Who: El Llorano What: Reveal When: Secrets plot Warnings/Rating: Language?
The weeping ghost of a collecting nightmare had gone wandering around the rest of the party, and found another glittering piece for the shelf he'd built in the pool. The boy he picked was very 20s, blonde with thick frame glasses, and he'd reminded the weeper of someone so much that he needed to keep him just as he was. People were better than photographs, better than memories. He'd always wanted this kind of power, deep down. He wanted to keep them all just as they were, keep them his.
When he reached the pool, the girl he'd kept was gone. He couldn't comprehend it. He had built this cage of his own corruption so that the things he put in would be weighed down. They could never leave him. That was its purpose.
He was insane with sadness, bloody tears pouring down his face in double streams. The pool was black with a rainbow sheen like opalescent oil on its surface, but empty, empty down there. The drunken boy he brought with him was afraid of this sudden shift, and by the time the weeping boy noticed his prize was fleeing it was almost too late too catch him.
But there were no limits to him, not anymore. He had let the girl go, but this boy who looked like someone long dead, he could never leave. He was on him in seconds, had him by the leg, one wire strong arm coiled around his calf. The boy screamed as he dragged him to the pool. His nails pulled up dirt and grass, then slid wet, without purchase, across the tiles.
The weeper tossed him in, and the screaming stopped. He went in after, pulling the boy down to the bottom. Down, down. His prize began to breathe the water that wasn't water. Slowly, he stopped fighting, grew still. And the weeper felt his dead heart slow, and he took the boy by the chin to kiss him. They would stay here, and he would keep the boy with the glasses as he was now always.
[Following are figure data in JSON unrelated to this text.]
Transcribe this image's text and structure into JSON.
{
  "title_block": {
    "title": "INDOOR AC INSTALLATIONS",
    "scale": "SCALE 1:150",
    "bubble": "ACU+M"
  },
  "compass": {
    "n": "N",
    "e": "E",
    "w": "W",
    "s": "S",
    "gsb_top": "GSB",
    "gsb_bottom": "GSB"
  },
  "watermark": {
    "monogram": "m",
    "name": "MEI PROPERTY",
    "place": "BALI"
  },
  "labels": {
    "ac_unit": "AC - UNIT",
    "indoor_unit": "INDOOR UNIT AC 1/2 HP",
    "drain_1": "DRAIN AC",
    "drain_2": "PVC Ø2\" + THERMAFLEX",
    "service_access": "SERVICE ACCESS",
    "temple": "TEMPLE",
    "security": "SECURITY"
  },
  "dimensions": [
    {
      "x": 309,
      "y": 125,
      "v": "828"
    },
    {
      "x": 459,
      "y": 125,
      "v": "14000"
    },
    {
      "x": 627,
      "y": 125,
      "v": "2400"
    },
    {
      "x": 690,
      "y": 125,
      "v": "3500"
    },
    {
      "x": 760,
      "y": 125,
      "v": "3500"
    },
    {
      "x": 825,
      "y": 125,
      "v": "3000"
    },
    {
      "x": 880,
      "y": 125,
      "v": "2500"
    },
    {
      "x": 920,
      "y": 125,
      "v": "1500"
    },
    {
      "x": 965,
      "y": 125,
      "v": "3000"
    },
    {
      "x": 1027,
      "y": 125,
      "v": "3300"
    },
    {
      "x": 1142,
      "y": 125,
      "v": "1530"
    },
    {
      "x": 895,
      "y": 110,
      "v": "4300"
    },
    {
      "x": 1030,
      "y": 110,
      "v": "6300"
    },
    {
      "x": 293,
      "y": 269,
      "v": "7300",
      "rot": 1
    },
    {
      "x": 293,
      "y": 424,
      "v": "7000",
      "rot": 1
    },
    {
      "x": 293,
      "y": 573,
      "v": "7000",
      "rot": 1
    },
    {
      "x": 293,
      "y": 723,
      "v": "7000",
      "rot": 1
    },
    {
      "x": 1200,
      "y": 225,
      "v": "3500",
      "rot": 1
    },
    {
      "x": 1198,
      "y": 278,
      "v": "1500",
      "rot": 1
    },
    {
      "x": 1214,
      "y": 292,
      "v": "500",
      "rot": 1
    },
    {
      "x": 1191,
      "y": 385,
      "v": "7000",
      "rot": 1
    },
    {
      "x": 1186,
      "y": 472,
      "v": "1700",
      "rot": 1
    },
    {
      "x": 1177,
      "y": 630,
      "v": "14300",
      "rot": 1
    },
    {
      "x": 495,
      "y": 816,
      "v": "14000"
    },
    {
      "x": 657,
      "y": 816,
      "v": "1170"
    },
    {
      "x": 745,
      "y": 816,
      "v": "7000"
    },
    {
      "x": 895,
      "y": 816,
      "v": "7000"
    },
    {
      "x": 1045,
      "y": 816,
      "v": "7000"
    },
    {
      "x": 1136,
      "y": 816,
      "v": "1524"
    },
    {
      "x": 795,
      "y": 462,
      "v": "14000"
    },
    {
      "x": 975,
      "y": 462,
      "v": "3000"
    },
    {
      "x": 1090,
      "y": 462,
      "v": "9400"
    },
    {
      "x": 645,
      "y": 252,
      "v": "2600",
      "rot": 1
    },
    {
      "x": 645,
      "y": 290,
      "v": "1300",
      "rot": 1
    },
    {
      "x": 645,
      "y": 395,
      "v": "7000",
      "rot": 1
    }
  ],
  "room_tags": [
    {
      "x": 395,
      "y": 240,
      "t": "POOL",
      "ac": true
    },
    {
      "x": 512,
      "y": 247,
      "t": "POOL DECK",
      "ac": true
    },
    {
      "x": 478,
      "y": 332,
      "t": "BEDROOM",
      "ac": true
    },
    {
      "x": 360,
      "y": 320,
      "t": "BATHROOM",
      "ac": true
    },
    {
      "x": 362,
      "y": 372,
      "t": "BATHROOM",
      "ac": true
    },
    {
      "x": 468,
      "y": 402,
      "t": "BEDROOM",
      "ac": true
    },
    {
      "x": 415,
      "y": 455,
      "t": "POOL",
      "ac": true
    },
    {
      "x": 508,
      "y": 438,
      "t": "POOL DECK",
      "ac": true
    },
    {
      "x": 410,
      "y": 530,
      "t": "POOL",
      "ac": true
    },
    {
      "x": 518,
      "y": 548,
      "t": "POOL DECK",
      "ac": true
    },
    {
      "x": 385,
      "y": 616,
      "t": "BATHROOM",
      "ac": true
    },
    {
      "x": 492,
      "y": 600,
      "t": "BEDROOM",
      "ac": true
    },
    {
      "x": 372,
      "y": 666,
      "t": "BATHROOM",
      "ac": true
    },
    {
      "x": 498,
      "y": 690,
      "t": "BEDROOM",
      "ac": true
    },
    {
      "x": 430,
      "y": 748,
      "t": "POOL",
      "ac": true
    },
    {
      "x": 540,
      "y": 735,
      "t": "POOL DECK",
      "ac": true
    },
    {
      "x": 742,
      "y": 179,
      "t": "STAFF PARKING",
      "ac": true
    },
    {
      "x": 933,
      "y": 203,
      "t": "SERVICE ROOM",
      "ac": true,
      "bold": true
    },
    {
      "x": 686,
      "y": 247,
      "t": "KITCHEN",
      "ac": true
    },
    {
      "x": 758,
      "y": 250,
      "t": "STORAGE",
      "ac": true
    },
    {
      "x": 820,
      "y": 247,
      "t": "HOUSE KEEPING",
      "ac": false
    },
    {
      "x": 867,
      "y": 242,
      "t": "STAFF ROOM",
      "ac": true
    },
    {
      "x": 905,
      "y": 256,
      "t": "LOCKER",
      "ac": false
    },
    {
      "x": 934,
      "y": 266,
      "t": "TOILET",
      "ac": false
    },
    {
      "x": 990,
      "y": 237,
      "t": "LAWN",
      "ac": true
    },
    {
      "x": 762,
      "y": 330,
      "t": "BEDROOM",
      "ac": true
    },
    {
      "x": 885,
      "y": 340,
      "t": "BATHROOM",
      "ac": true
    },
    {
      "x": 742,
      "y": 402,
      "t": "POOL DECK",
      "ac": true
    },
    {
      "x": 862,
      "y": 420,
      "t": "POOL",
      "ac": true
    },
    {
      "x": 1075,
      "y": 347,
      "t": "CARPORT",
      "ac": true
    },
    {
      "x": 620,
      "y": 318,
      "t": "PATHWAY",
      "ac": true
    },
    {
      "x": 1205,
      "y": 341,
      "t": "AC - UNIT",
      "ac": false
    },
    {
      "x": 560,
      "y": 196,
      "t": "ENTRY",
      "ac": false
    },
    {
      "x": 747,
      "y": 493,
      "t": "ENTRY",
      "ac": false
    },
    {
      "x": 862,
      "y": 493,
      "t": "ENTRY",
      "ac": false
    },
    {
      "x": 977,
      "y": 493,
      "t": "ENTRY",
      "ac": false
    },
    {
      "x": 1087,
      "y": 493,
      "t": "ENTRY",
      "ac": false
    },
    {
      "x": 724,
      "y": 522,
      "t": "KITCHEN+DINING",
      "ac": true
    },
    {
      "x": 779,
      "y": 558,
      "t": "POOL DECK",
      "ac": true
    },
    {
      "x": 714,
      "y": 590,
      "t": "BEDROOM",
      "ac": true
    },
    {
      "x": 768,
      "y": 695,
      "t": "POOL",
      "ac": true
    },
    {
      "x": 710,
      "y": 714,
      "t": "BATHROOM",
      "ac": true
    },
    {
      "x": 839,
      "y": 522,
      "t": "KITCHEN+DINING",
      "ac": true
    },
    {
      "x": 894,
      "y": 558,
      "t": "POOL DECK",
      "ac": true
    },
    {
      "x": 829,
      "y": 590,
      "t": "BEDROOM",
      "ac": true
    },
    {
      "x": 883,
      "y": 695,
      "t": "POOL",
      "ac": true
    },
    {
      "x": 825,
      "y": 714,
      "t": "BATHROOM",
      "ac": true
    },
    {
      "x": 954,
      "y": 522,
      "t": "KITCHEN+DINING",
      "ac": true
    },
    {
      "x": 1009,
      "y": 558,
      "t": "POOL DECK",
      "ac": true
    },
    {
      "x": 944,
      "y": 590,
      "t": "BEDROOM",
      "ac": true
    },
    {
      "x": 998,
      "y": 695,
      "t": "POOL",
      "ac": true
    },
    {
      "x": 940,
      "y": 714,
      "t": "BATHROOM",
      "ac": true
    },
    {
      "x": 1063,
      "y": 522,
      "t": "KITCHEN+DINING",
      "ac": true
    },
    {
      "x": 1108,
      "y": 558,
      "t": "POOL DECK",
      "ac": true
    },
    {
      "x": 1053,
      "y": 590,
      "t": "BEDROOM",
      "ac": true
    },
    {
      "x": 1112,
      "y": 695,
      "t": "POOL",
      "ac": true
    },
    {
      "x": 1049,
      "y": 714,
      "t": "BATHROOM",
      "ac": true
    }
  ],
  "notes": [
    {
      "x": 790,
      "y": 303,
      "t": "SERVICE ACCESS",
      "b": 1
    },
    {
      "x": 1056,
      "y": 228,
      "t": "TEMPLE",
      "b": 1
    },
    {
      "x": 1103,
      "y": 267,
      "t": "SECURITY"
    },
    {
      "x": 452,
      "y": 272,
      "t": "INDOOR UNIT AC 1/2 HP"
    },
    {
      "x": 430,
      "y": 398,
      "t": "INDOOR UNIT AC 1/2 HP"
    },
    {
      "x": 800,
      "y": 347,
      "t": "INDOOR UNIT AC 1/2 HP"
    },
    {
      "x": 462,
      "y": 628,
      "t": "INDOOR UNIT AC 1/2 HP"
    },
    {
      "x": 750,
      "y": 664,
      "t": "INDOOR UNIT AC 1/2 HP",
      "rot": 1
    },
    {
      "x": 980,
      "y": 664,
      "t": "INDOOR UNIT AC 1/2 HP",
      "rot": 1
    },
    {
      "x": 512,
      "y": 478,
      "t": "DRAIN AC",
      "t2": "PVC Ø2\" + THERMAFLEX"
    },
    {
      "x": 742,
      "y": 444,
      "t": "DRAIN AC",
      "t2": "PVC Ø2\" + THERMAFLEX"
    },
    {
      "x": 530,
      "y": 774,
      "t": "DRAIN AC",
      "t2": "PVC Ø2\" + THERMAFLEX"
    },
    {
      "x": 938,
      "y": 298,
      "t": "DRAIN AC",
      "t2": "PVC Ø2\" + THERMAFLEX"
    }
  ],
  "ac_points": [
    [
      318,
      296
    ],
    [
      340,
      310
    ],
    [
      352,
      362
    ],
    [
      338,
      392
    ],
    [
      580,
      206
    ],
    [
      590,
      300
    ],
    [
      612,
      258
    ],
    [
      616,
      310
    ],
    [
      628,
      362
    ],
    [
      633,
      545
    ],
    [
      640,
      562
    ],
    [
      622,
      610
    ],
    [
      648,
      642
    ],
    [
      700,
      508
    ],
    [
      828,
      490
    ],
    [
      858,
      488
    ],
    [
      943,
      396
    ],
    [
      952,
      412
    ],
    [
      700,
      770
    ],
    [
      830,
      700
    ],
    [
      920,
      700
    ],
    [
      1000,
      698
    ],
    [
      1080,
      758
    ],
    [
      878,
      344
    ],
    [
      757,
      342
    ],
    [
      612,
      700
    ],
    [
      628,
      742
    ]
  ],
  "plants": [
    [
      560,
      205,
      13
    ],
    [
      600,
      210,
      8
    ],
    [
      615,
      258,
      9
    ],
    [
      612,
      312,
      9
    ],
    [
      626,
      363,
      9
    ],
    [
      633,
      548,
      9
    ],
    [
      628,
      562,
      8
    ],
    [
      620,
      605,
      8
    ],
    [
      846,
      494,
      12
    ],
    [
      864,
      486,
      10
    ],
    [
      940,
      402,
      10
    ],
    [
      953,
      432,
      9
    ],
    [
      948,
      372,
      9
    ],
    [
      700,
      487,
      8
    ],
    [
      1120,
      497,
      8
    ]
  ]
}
Then the sun was up, and he was outside the hotel. He stumbled and nearly fell down the steps after losing the sensation of floating, jarred by ground under his feet. He was disoriented, and sat down hard. A compulsion tugged him to walk, though, and he only had a few seconds respite before he had to get up again.
Fuck a duck. Fuck it right up its ass.
He'd been about to leave his place when the compulsion struck the night before, thank god. At least he didn't have to go wander back to some nameless club at the crack of dawn. All he wanted right now was a bed, and maybe a whole bottle of something fucking...really, stupidly expensive. And at least one hooker. Maybe two. Buying a roomful of hookers really was not everything it was advertised to be. That shit took work and some coke to get through without just getting really fucking exhausted after an hour or two. He just wanted a slow, long fuck to get the taste of sweet black swamp water out of his mouth.
There wasn't much else to do on the longass walk back to the apartment, so he pulled out his journal and saw the page on it where it tritely summed up his fucked up experience. He nearly threw the thing into the fucking bushes. He wasn't going to analyze that. It shook him to even edge around that big, black thought. It was in the category of things he left alone, locked tight in a file cabinet at the back of his mind. All it was going to do was make him down, right? Or freak him out. No one wanted to think about how deep the gash went, how dark it was at the bottom, how little light penetrated. No one wanted to think about how damage festered when unhealed over years, how it curdled, the desperation it created. No one wanted to think about what they might be capable of, what kind of darkness was dug in deep. He wasn't the only one.
Ten minutes from the apartment he fished out his cell phone. He'd skip the hookers for tonight. He had a semi-regular fuckbuddy across town who liked to drink expensive champagne while fucking, and have people lick it off him because he'd seen too many rap videos. Normally it kind of made him roll his eyes, but this morning it sounded like all he wanted to do, until his tongue ached and his mouth was so sore he couldn't drink from a straw. Today's problems could be left for tomorrow, he figured. Say that during enough todays, and tomorrow never came.
He passed the buzzer with its B.Thorne on the nameplate in impressive gilt, and the doorman asked him how his night was when he let him in. The smile on that tired face cracked, spread, and went on for miles. The best. The best night. Always.